La rencontre a été présidée par le Pr Jérôme Salomon, directeur général de la Santé, en présence des associations de patients, des agences de sécurité sanitaire, de la HAS, de l’Assurance-maladie et des professionnels de santé. Il s’agissait de faire un point d’étape sur les actions relatives à la surveillance, à la prévention et à la prise en charge des patients.

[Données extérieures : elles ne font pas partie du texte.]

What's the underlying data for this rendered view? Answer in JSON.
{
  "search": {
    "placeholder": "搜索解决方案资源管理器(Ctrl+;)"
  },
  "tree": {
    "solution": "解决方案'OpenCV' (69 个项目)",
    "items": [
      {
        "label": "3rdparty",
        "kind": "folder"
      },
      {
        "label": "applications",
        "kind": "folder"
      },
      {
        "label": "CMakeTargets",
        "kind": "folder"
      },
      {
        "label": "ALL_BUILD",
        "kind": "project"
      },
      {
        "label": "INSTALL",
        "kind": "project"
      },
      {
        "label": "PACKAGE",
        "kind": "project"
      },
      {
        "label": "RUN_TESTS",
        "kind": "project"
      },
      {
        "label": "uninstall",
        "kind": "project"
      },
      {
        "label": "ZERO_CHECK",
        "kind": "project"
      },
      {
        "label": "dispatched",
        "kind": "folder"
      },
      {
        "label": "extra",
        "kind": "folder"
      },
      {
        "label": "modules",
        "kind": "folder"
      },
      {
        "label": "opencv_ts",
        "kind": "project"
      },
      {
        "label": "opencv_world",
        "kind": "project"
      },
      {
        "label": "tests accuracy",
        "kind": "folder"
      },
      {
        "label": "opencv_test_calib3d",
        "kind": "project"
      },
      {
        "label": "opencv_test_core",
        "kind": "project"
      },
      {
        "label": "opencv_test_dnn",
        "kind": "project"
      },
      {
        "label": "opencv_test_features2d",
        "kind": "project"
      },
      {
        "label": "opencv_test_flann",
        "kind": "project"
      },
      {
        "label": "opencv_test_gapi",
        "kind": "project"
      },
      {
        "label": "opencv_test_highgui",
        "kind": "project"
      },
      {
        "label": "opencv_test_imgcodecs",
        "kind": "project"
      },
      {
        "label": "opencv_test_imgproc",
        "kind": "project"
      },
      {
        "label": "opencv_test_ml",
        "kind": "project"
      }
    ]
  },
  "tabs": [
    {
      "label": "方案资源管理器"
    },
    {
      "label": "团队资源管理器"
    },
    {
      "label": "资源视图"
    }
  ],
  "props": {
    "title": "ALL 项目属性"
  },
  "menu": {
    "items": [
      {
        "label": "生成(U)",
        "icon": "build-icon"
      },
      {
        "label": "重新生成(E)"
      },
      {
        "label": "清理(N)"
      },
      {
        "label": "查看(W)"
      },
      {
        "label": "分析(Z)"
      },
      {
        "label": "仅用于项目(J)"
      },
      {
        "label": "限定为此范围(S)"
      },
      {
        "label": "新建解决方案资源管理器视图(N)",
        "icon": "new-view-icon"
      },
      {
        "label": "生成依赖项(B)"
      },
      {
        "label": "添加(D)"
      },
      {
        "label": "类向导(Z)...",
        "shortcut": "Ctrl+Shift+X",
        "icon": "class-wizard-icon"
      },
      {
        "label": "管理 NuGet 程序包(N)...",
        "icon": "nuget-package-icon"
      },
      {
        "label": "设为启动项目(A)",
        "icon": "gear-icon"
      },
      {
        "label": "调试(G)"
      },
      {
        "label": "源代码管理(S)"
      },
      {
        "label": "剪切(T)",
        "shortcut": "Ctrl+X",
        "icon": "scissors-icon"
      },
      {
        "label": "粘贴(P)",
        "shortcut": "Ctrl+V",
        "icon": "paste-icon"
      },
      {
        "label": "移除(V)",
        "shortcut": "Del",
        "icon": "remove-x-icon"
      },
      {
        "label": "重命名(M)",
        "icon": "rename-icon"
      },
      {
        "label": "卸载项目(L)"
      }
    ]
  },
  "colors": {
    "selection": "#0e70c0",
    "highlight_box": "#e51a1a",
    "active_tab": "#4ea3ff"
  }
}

104 cas pour 100 000 habitants en 2018, contre 69 cas en 2017

La surveillance de la maladie de Lyme pour l’année 2018, réalisée par Santé publique France et le Réseau Sentinelles, a montré une « augmentation significative » du nombre de nouveaux cas diagnostiqués en médecine générale en France entre 2017 et 2018. Ainsi, le nombre de cas en 2018 a atteint 104 cas pour 100 000 habitants, contre 69 cas pour 100 000 habitants en 2017. Entre 2009 et 2015, les incidences nationales étaient moins importantes. Elles fluctuaient autour d’une moyenne estimée à 46 cas pour 100 000 habitants, d'après Santé publique France.

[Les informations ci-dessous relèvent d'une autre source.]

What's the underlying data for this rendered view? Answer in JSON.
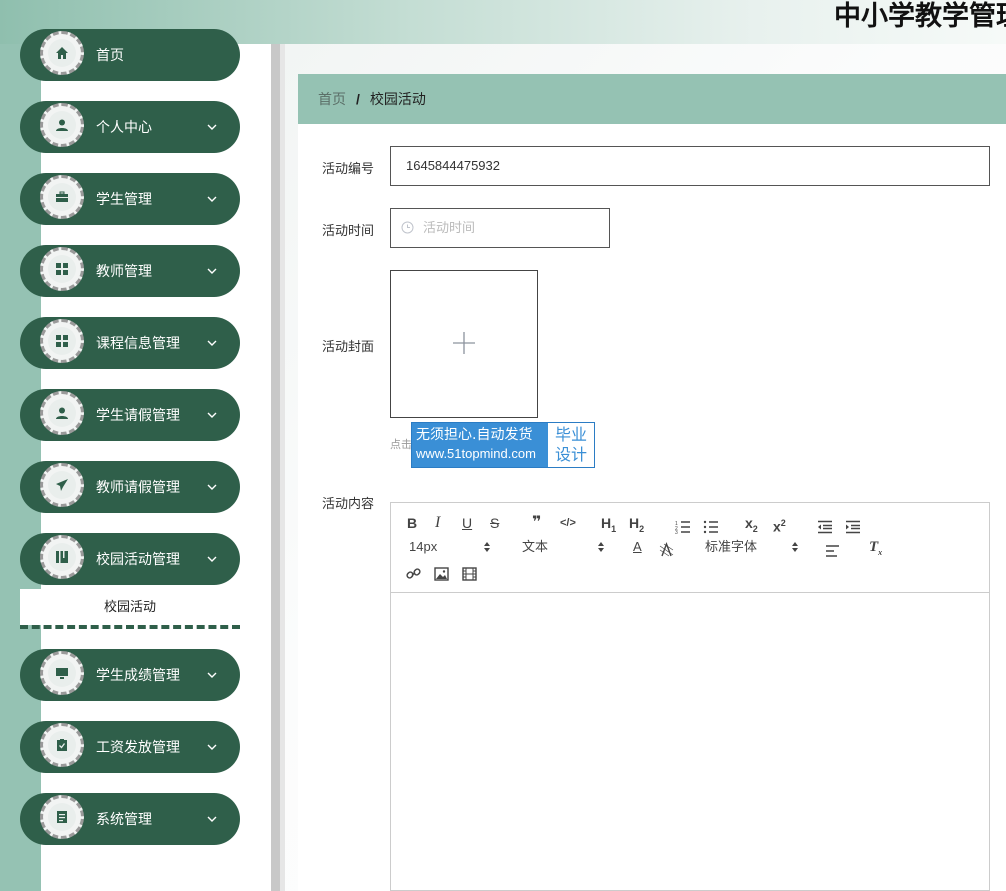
{
  "header": {
    "title": "中小学教学管理"
  },
  "sidebar": {
    "items": [
      {
        "label": "首页",
        "icon": "home-icon"
      },
      {
        "label": "个人中心",
        "icon": "user-icon"
      },
      {
        "label": "学生管理",
        "icon": "briefcase-icon"
      },
      {
        "label": "教师管理",
        "icon": "grid-icon"
      },
      {
        "label": "课程信息管理",
        "icon": "grid-icon"
      },
      {
        "label": "学生请假管理",
        "icon": "user-icon"
      },
      {
        "label": "教师请假管理",
        "icon": "send-icon"
      },
      {
        "label": "校园活动管理",
        "icon": "book-icon"
      },
      {
        "label": "学生成绩管理",
        "icon": "monitor-icon"
      },
      {
        "label": "工资发放管理",
        "icon": "clipboard-check-icon"
      },
      {
        "label": "系统管理",
        "icon": "document-icon"
      }
    ],
    "submenu": {
      "label": "校园活动"
    }
  },
  "breadcrumb": {
    "home": "首页",
    "separator": "/",
    "current": "校园活动"
  },
  "form": {
    "id_label": "活动编号",
    "id_value": "1645844475932",
    "time_label": "活动时间",
    "time_placeholder": "活动时间",
    "cover_label": "活动封面",
    "upload_tip": "点击上传活动封面",
    "content_label": "活动内容"
  },
  "watermark": {
    "line1": "无须担心.自动发货",
    "line2": "www.51topmind.com",
    "badge1": "毕业",
    "badge2": "设计"
  },
  "editor": {
    "font_size": "14px",
    "header_select": "文本",
    "font_family": "标准字体"
  },
  "colors": {
    "sidebar_item": "#2f5f4a",
    "accent": "#95c2b3",
    "watermark": "#3a8fd6"
  }
}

« Des conditions climatiques favorables au développement des tiques et la sensibilisation des professionnels de santé au diagnostic de cette maladie pourraient expliquer cette augmentation », indique le ministère des Solidarités et de la Santé dans un communiqué de presse publié le 3 juillet 2019. Une hausse des cas diagnostiqués, qui « incitent au renforcement des actions de prévention », souligne la Direction générale de la santé, qui rappelle par ailleurs « l’importance des précautions à prendre avant les activités dans la nature ».

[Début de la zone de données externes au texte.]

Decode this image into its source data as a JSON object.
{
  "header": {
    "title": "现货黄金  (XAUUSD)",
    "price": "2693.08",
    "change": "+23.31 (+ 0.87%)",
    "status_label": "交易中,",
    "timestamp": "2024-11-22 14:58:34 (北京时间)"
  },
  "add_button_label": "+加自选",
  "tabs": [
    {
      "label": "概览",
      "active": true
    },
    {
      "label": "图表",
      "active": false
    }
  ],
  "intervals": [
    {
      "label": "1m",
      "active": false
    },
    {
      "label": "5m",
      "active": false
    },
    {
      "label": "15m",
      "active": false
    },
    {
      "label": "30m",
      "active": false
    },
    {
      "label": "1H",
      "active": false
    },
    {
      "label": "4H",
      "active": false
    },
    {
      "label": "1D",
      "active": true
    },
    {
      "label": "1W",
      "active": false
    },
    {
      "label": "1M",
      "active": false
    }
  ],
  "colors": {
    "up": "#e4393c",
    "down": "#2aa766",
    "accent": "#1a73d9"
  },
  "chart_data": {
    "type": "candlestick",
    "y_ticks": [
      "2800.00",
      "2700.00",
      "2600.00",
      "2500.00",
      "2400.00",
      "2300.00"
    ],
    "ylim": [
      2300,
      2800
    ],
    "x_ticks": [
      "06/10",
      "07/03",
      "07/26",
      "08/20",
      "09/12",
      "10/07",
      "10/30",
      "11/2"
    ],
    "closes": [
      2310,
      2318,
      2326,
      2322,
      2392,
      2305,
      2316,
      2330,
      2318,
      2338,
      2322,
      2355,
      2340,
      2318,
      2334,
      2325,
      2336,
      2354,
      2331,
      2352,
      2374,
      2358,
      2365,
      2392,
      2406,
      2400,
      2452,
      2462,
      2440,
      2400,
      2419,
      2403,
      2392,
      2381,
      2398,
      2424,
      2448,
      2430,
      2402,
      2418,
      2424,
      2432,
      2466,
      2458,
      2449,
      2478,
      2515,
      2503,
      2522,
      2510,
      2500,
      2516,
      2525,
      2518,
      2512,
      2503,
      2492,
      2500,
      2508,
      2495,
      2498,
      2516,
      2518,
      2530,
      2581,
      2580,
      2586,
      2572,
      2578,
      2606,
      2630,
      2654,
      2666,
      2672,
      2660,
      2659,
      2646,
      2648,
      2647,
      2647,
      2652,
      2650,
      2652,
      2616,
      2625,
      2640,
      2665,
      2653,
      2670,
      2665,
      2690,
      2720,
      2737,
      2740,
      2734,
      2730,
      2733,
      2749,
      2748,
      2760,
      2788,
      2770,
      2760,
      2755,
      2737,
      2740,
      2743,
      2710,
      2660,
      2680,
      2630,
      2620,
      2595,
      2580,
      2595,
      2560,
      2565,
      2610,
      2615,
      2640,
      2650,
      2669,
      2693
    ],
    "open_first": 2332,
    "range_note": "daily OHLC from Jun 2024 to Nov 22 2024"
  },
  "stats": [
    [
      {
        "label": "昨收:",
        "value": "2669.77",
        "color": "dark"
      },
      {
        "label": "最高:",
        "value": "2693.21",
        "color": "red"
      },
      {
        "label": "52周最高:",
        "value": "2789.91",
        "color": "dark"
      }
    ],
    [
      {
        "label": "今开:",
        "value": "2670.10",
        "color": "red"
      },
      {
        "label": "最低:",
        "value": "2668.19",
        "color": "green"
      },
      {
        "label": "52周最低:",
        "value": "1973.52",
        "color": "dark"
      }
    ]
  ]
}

Cinq centres de référence dévoilés

Lors de cette réunion, les cinq centres de référence pour la prise en charge des maladies vectorielles à tiques (CRMVT) désignés par un jury indépendant et prévus dans le plan national ont été annoncés. Il s’agit du CHU de Clermont-Ferrand associé au CHU de Saint-Etienne, du CHU de Marseille, du CHU de Rennes, du CHU de Strasbourg associé au CHU de Nancy, et enfin du Groupe hospitalier intercommunal de Villeneuve-Saint-Georges (Val-de-Marne) associé au CHU de Créteil.

Pourquoi l’hôpital Raymond-Poincaré (AP-HP) n’a pas été classé comme l’un des cinq centres de référence ? C’est la question que se pose France Lyme. Selon l’association, la décision est « totalement incompréhensible », et nécessite des explications.

Ces établissements d’expertise, de prise en charge et de coordination « s’engageront à respecter les recommandations nationales, accorderont une large place à la démocratie sanitaire pour prendre en compte les attentes des patients et des associations et développeront des projets de recherche clinique, en lien avec les structures de recherche », rappelle le ministère.